I have more than 30k docs with lables and want to train for NER only. I ran both prodigy train and spacy train commands with --pipeline ner and rest of the options used default.
The accuracy is same in both ways. Why do i need to use spacy over prodigy.
i read this thread Prodigy ner.batch-train vs Spacy train. How can i tune Hyper parameters to improve accuracy of spacy train command.
spaCy is the library used unter the hood, so it makes sense to train with spaCy directly. Prodigy's training commands call into spaCy and do some Prodigy-specific stuff, like loading the datasets, merging examples, validation etc. So it's convenient to use for quick experiments. But you don't have to train with it. The fact that you get the same results when training with spaCy directly or via Prodigy's wrappper is a good thing – that's how it should be.

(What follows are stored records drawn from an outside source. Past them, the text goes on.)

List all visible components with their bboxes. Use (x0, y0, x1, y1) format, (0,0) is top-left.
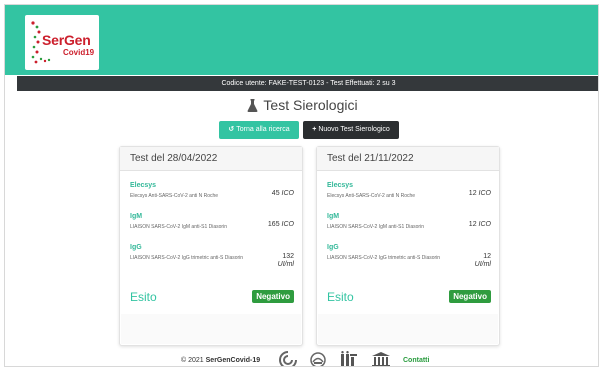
test-result-elecsys: Elecsys Elecsys Anti-SARS-CoV-2 anti N R… (327, 182, 493, 200)
logo-subtitle: Covid19 (63, 48, 95, 57)
test-name: IgG (130, 244, 142, 251)
test-card: Test del 21/11/2022 Elecsys Elecsys Anti… (316, 146, 500, 346)
new-serologic-test-button[interactable]: + Nuovo Test Sierologico (303, 121, 399, 139)
test-value-number: 12 (483, 253, 491, 260)
esito-status-badge: Negativo (449, 290, 491, 303)
test-result-igg: IgG LIAISON SARS-CoV-2 IgG trimetric ant… (130, 244, 296, 268)
test-value-number: 12 (468, 190, 477, 197)
esito-status-badge: Negativo (252, 290, 294, 303)
test-value-number: 12 (468, 221, 477, 228)
logo-title: SerGen (42, 32, 91, 48)
test-description: Elecsys Anti-SARS-CoV-2 anti N Roche (130, 193, 219, 199)
test-description: Elecsys Anti-SARS-CoV-2 anti N Roche (327, 193, 416, 199)
institution-logo-1-icon[interactable] (279, 351, 297, 366)
copyright-text: © 2021 SerGenCovid-19 (181, 357, 260, 364)
back-to-search-label: Torna alla ricerca (236, 126, 290, 133)
page-title: Test Sierologici (5, 94, 598, 118)
test-value: 12 ICO (469, 221, 491, 229)
test-card-header: Test del 21/11/2022 (317, 147, 499, 171)
page-frame: SerGen Covid19 Codice utente: FAKE-TEST-… (4, 4, 599, 367)
test-description: LIAISON SARS-CoV-2 IgG trimetric anti-S … (327, 255, 441, 261)
test-name: IgM (327, 213, 340, 220)
back-to-search-button[interactable]: ↺ Torna alla ricerca (219, 121, 299, 139)
test-value-number: 45 (271, 190, 280, 197)
card-footer (318, 314, 498, 344)
page-title-text: Test Sierologici (263, 97, 358, 113)
test-description: LIAISON SARS-CoV-2 IgM anti-S1 Diasorin (130, 224, 227, 230)
institution-logo-3-icon[interactable] (339, 351, 359, 366)
plus-icon: + (312, 126, 317, 133)
test-name: Elecsys (130, 182, 157, 189)
test-value: 12 ICO (469, 190, 491, 198)
test-value-number: 132 (282, 253, 294, 260)
esito-label: Esito (327, 290, 354, 304)
esito-label: Esito (130, 290, 157, 304)
undo-icon: ↺ (228, 126, 235, 133)
test-value: 165 ICO (268, 221, 294, 229)
contact-link[interactable]: Contatti (403, 357, 429, 364)
test-name: Elecsys (327, 182, 354, 189)
test-result-elecsys: Elecsys Elecsys Anti-SARS-CoV-2 anti N R… (130, 182, 296, 200)
test-result-igm: IgM LIAISON SARS-CoV-2 IgM anti-S1 Diaso… (327, 213, 493, 231)
footer-brand: SerGenCovid-19 (205, 357, 261, 364)
test-value-unit: UI/ml (277, 261, 294, 268)
header-bar: SerGen Covid19 (5, 5, 598, 75)
test-value-unit: ICO (478, 221, 491, 228)
test-value: 45 ICO (272, 190, 294, 198)
test-value-unit: ICO (281, 221, 294, 228)
test-value: 132 UI/ml (278, 253, 294, 269)
test-card-header: Test del 28/04/2022 (120, 147, 302, 171)
test-value-unit: UI/ml (474, 261, 491, 268)
card-footer (121, 314, 301, 344)
test-name: IgG (327, 244, 339, 251)
test-name: IgM (130, 213, 143, 220)
test-card: Test del 28/04/2022 Elecsys Elecsys Anti… (119, 146, 303, 346)
test-value-unit: ICO (478, 190, 491, 197)
test-value: 12 UI/ml (475, 253, 491, 269)
test-value-number: 165 (267, 221, 280, 228)
app-logo[interactable]: SerGen Covid19 (25, 15, 99, 70)
test-result-igm: IgM LIAISON SARS-CoV-2 IgM anti-S1 Diaso… (130, 213, 296, 231)
footer: © 2021 SerGenCovid-19 Contatti (5, 351, 598, 366)
institution-logo-4-icon[interactable] (371, 351, 391, 366)
flask-icon (247, 96, 258, 118)
institution-logo-2-icon[interactable] (309, 351, 327, 366)
copyright-year: © 2021 (181, 357, 204, 364)
user-info-bar: Codice utente: FAKE-TEST-0123 - Test Eff… (17, 76, 598, 91)
test-result-igg: IgG LIAISON SARS-CoV-2 IgG trimetric ant… (327, 244, 493, 268)
new-serologic-test-label: Nuovo Test Sierologico (318, 126, 390, 133)
test-value-unit: ICO (281, 190, 294, 197)
test-description: LIAISON SARS-CoV-2 IgM anti-S1 Diasorin (327, 224, 424, 230)
test-description: LIAISON SARS-CoV-2 IgG trimetric anti-S … (130, 255, 244, 261)
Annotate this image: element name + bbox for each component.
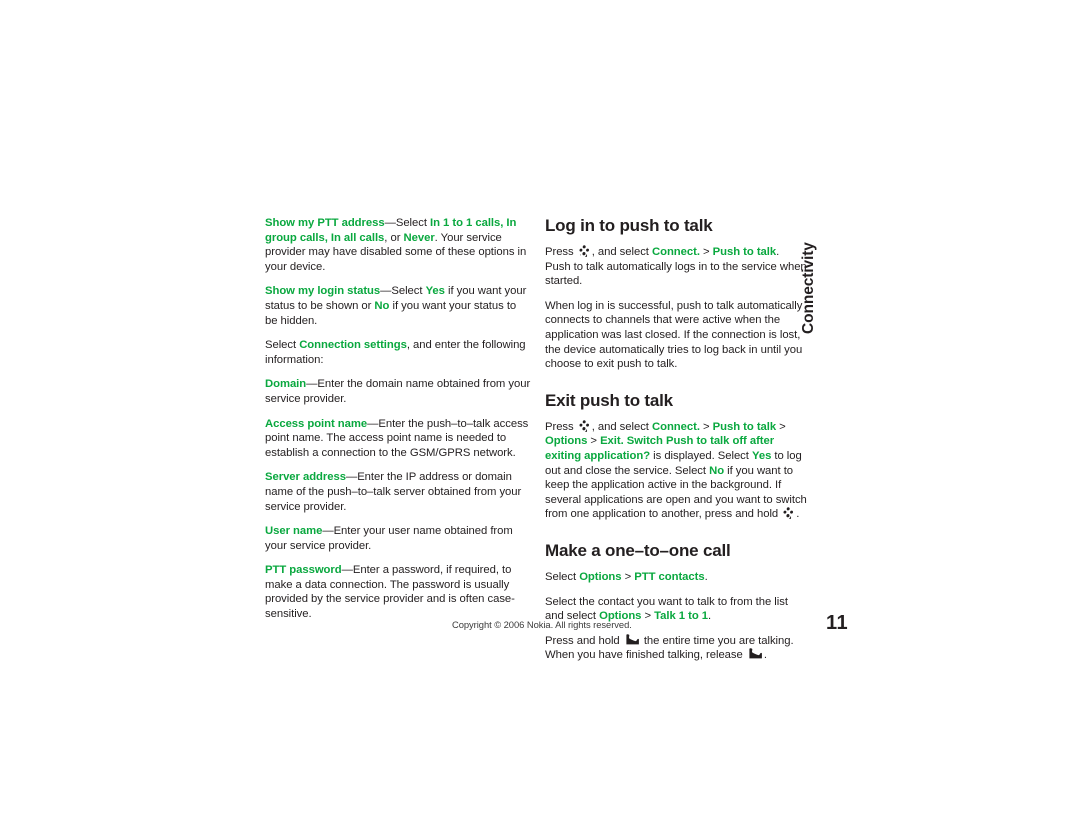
paragraph-exit-instructions: Press , and select Connect. > Push to ta… xyxy=(545,420,807,522)
menu-path-connect: Connect. xyxy=(651,246,700,258)
text-lead: Press xyxy=(545,246,577,258)
call-key-icon xyxy=(625,633,639,645)
paragraph-log-in-instructions: Press , and select Connect. > Push to ta… xyxy=(545,245,807,289)
option-yes: Yes xyxy=(751,449,772,462)
option-no: No xyxy=(374,299,390,312)
term-show-my-login-status: Show my login status xyxy=(265,285,381,298)
menu-key-icon xyxy=(783,507,794,520)
menu-path-ptt-contacts: PTT contacts xyxy=(634,570,705,583)
menu-path-connect: Connect. xyxy=(651,420,700,433)
paragraph-user-name: User name—Enter your user name obtained … xyxy=(265,524,531,553)
manual-page: Show my PTT address—Select In 1 to 1 cal… xyxy=(0,0,1080,834)
text-separator: > xyxy=(587,435,601,448)
option-yes: Yes xyxy=(425,285,445,298)
text-separator: > xyxy=(621,570,635,583)
text-after-key: , and select xyxy=(591,420,652,433)
text-lead: Select xyxy=(545,570,580,583)
menu-path-options: Options xyxy=(579,570,622,583)
text-tail: . xyxy=(796,508,800,521)
call-key-icon xyxy=(748,648,762,659)
text-dash: —Select xyxy=(384,217,431,229)
text-tail: . xyxy=(704,570,708,583)
text-mid: is displayed. Select xyxy=(650,449,752,462)
right-text-column: Log in to push to talk Press , and selec… xyxy=(545,216,807,663)
text-tail: . xyxy=(708,610,712,623)
paragraph-access-point-name: Access point name—Enter the push–to–talk… xyxy=(265,417,531,461)
menu-path-push-to-talk: Push to talk xyxy=(712,420,777,433)
chapter-side-tab-label: Connectivity xyxy=(800,242,817,334)
page-number: 11 xyxy=(826,612,849,634)
text-dash: —Select xyxy=(380,285,426,298)
paragraph-domain: Domain—Enter the domain name obtained fr… xyxy=(265,377,531,406)
heading-log-in-to-push-to-talk: Log in to push to talk xyxy=(545,216,713,235)
paragraph-log-in-behaviour: When log in is successful, push to talk … xyxy=(545,299,803,371)
paragraph-press-and-hold-call-key: Press and hold the entire time you are t… xyxy=(545,633,807,663)
left-text-column: Show my PTT address—Select In 1 to 1 cal… xyxy=(265,216,531,622)
text-after-key: , and select xyxy=(591,246,652,258)
heading-make-a-one-to-one-call: Make a one–to–one call xyxy=(545,540,731,560)
term-access-point-name: Access point name xyxy=(265,417,368,430)
text-separator: > xyxy=(699,246,713,258)
text-separator: > xyxy=(641,610,655,623)
text-tail: . xyxy=(763,649,767,662)
menu-key-icon xyxy=(579,420,590,432)
menu-key-icon xyxy=(579,245,590,257)
menu-path-exit: Exit. xyxy=(600,435,624,448)
term-show-my-ptt-address: Show my PTT address xyxy=(265,217,385,229)
term-domain: Domain xyxy=(265,378,307,391)
option-never: Never xyxy=(403,231,435,244)
text-separator: > xyxy=(699,420,713,433)
heading-exit-push-to-talk: Exit push to talk xyxy=(545,390,673,410)
term-ptt-password: PTT password xyxy=(265,564,342,577)
paragraph-show-my-login-status: Show my login status—Select Yes if you w… xyxy=(265,284,531,328)
paragraph-server-address: Server address—Enter the IP address or d… xyxy=(265,470,531,514)
menu-path-talk-1-to-1: Talk 1 to 1 xyxy=(654,610,709,623)
paragraph-ptt-password: PTT password—Enter a password, if requir… xyxy=(265,563,531,621)
chapter-side-tab: Connectivity xyxy=(800,214,846,334)
term-server-address: Server address xyxy=(265,471,346,484)
paragraph-select-ptt-contacts: Select Options > PTT contacts. xyxy=(545,570,807,585)
menu-path-push-to-talk: Push to talk xyxy=(712,246,777,258)
paragraph-connection-settings: Select Connection settings, and enter th… xyxy=(265,338,531,367)
term-user-name: User name xyxy=(265,525,323,538)
text-lead: Select xyxy=(265,339,300,352)
text-or: , or xyxy=(384,231,404,244)
paragraph-show-my-ptt-address: Show my PTT address—Select In 1 to 1 cal… xyxy=(265,216,531,274)
text-lead: Press and hold xyxy=(545,634,623,647)
menu-path-options: Options xyxy=(545,435,588,448)
option-no: No xyxy=(709,464,725,477)
text-separator: > xyxy=(776,420,786,433)
term-connection-settings: Connection settings xyxy=(299,339,407,352)
footer-copyright: Copyright © 2006 Nokia. All rights reser… xyxy=(452,619,632,630)
text-lead: Press xyxy=(545,420,577,433)
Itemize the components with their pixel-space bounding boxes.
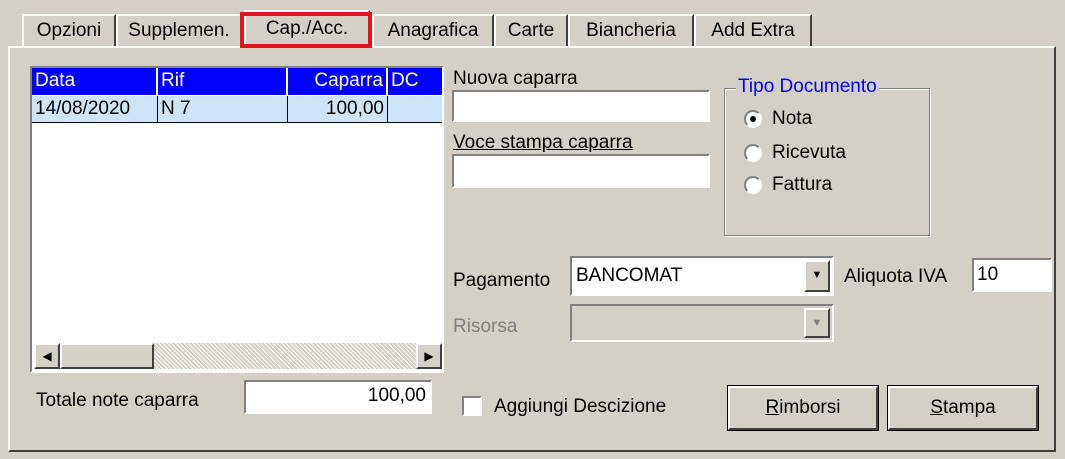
grid-cell-rif[interactable]: N 7 [158,96,288,123]
scroll-thumb[interactable] [60,343,154,369]
nuova-caparra-input[interactable] [452,90,710,122]
tab-anagrafica[interactable]: Anagrafica [372,14,494,46]
grid-header-caparra[interactable]: Caparra [288,68,388,95]
tab-carte[interactable]: Carte [494,14,568,46]
scroll-right-button[interactable]: ▶ [416,343,442,369]
risorsa-select[interactable]: ▼ [570,304,834,342]
grid-horizontal-scrollbar[interactable]: ◀ ▶ [34,343,442,369]
rimborsi-button[interactable]: Rimborsi [727,385,879,431]
grid-cell-caparra[interactable]: 100,00 [288,96,388,123]
grid-header-data[interactable]: Data [32,68,158,95]
pagamento-value: BANCOMAT [576,265,683,286]
stampa-label: tampa [942,397,996,418]
rimborsi-accel: R [765,397,780,418]
tab-supplemen[interactable]: Supplemen. [116,14,242,46]
totale-label: Totale note caparra [36,390,199,411]
tipo-documento-title: Tipo Documento [736,76,879,98]
chevron-down-icon: ▼ [811,269,823,281]
pagamento-dropdown-button[interactable]: ▼ [804,260,830,292]
grid-header-rif[interactable]: Rif [158,68,288,95]
aggiungi-label[interactable]: Aggiungi Descizione [494,396,666,418]
active-tab-highlight [240,12,372,48]
radio-fattura-label[interactable]: Fattura [772,174,832,196]
caparre-grid[interactable]: Data Rif Caparra DC 14/08/2020 N 7 100,0… [30,66,444,373]
pagamento-select[interactable]: BANCOMAT ▼ [570,256,834,296]
stampa-accel: S [930,397,943,418]
risorsa-label: Risorsa [453,316,518,337]
risorsa-dropdown-button[interactable]: ▼ [804,308,830,338]
radio-nota-label[interactable]: Nota [772,108,812,130]
stampa-button[interactable]: Stampa [887,385,1039,431]
rimborsi-label: imborsi [779,397,841,418]
chevron-down-icon: ▼ [811,317,823,329]
voce-stampa-input[interactable] [452,154,710,188]
radio-ricevuta[interactable] [744,144,762,162]
tab-biancheria[interactable]: Biancheria [568,14,694,46]
tab-opzioni[interactable]: Opzioni [22,14,116,46]
aliquota-input[interactable] [972,258,1052,292]
voce-stampa-label: Voce stampa caparra [453,132,633,153]
radio-fattura[interactable] [744,176,762,194]
nuova-caparra-label: Nuova caparra [453,68,578,89]
arrow-left-icon: ◀ [42,349,52,363]
tab-add-extra[interactable]: Add Extra [694,14,812,46]
aggiungi-checkbox[interactable] [462,396,482,416]
aliquota-label: Aliquota IVA [844,266,948,287]
radio-ricevuta-label[interactable]: Ricevuta [772,142,846,164]
totale-field: 100,00 [244,380,432,414]
grid-cell-data[interactable]: 14/08/2020 [32,96,158,123]
arrow-right-icon: ▶ [424,349,434,363]
radio-nota[interactable] [744,110,762,128]
scroll-left-button[interactable]: ◀ [34,343,60,369]
pagamento-label: Pagamento [453,270,551,291]
grid-header-dc[interactable]: DC [388,68,442,95]
grid-cell-dc[interactable] [388,96,442,123]
scroll-track[interactable] [154,343,416,369]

You can find some more details on the different approaches here: https://prodi.gy/docs/named-entity-recognition#training
Here are the docs for spaCy's
train command: https://spacy.io/api/cli#train
Thanks for the clarification. I am using spacy model in my staging environment. Its pretty cool and 90% predictions are promising. But I found out that sometimes model missing few entities due to the labelling issue. So I am in a position to correct some of the 30k docs. What’s the best way?. I have 30k data in text, spans format. Can I load back that 30k and do manual labelling?
Yes, you can always export a dataset to a JSONL file and load it back in as the input data (e.g. in
ner.manual). You'll then see the annotations and can correct them if needed.
If you have more raw unannotated text, another thing you could do is use
ner.correct with your pretrained model. This should make it pretty easy to collect more data, because the model's predictions will be pre-selected and you only have to correct the mistakes. See here for an example: https://prodi.gy/docs/named-entity-recognition#manual-model
Thank you so much. I will do correct using manual and retrain model to improve accuracy.